Purpura and co-counsel Luther West also hammered on what they called "a vendetta" against Williams, who had been convicted of manslaughter but acquitted of drug and weapons counts in Baltimore Circuit Court.
And, they railed against the plea bargains and immunity from prosecution the government gave witnesses who, they said, were at least as culpable as Rudy Williams.
One such witness, Audrey Franklin, estimated she brought more than $6 million worth of heroin to Baltimore during Williams' conspiracy. She was relocated in the Witness Protection Program and got $35,000 from the government to start a new life, she said.
Said Armentrout: "When you go to hell to prosecute the devil, you must go to hell to find your witnesses."
Perhaps the most damaging trial testimony came from Donald Nelson, a convicted felon and former member of Namond Williams' gang. Nelson said he perjured himself in state court a few years ago so Rudy Williams could go free. Williams was acquitted in that case.
Prosecutors were not allowed to mention to the jury the gang's alleged record of violence, including several suspected murders.
But Nelson testified that he and Namond Williams repeatedly stabbed a street dealer who crossed the organization, and left him bleeding in an alley.

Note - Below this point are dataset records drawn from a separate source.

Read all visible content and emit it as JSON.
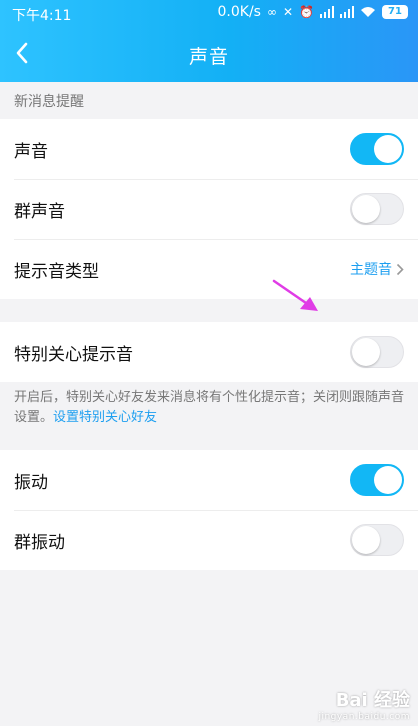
{
  "status_bar": {
    "time": "下午4:11",
    "net_speed": "0.0K/s",
    "battery": "71",
    "icons": [
      "link-icon",
      "mute-icon",
      "alarm-icon",
      "signal-icon",
      "signal-icon",
      "wifi-icon",
      "battery-icon"
    ]
  },
  "header": {
    "title": "声音",
    "back_icon": "chevron-left-icon",
    "colors": {
      "start": "#2ec3ff",
      "end": "#2a96f7"
    }
  },
  "section_caption": "新消息提醒",
  "sound_group": {
    "rows": [
      {
        "label": "声音",
        "toggle_on": true
      },
      {
        "label": "群声音",
        "toggle_on": false
      },
      {
        "label": "提示音类型",
        "value": "主题音"
      }
    ]
  },
  "special_group": {
    "label": "特别关心提示音",
    "toggle_on": false,
    "hint_text": "开启后，特别关心好友发来消息将有个性化提示音；关闭则跟随声音设置。",
    "hint_link": "设置特别关心好友"
  },
  "vibration_group": {
    "rows": [
      {
        "label": "振动",
        "toggle_on": true
      },
      {
        "label": "群振动",
        "toggle_on": false
      }
    ]
  },
  "colors": {
    "accent": "#12b7f5",
    "toggle_off": "#eeeff2",
    "annotation_arrow": "#e03ce6"
  },
  "watermark": {
    "text": "Bai 经验",
    "sub": "jingyan.baidu.com"
  }
}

And, an admitted addict said gang enforcers hit him in the face with a hammer for stealing small amounts of heroin that he was supposed to sell.
Rudy Williams denied drug dealing. He testified that he made his living gambling and "street hustling," selling jewelry and stolen merchandise, and operating L&L; Bail Bond with his wife.
Prosecutors contended, however, that Rudy and Lisa Williams spent more than $2 million in four years -- far more than they made at L&L; -- and that heroin generated most of their income.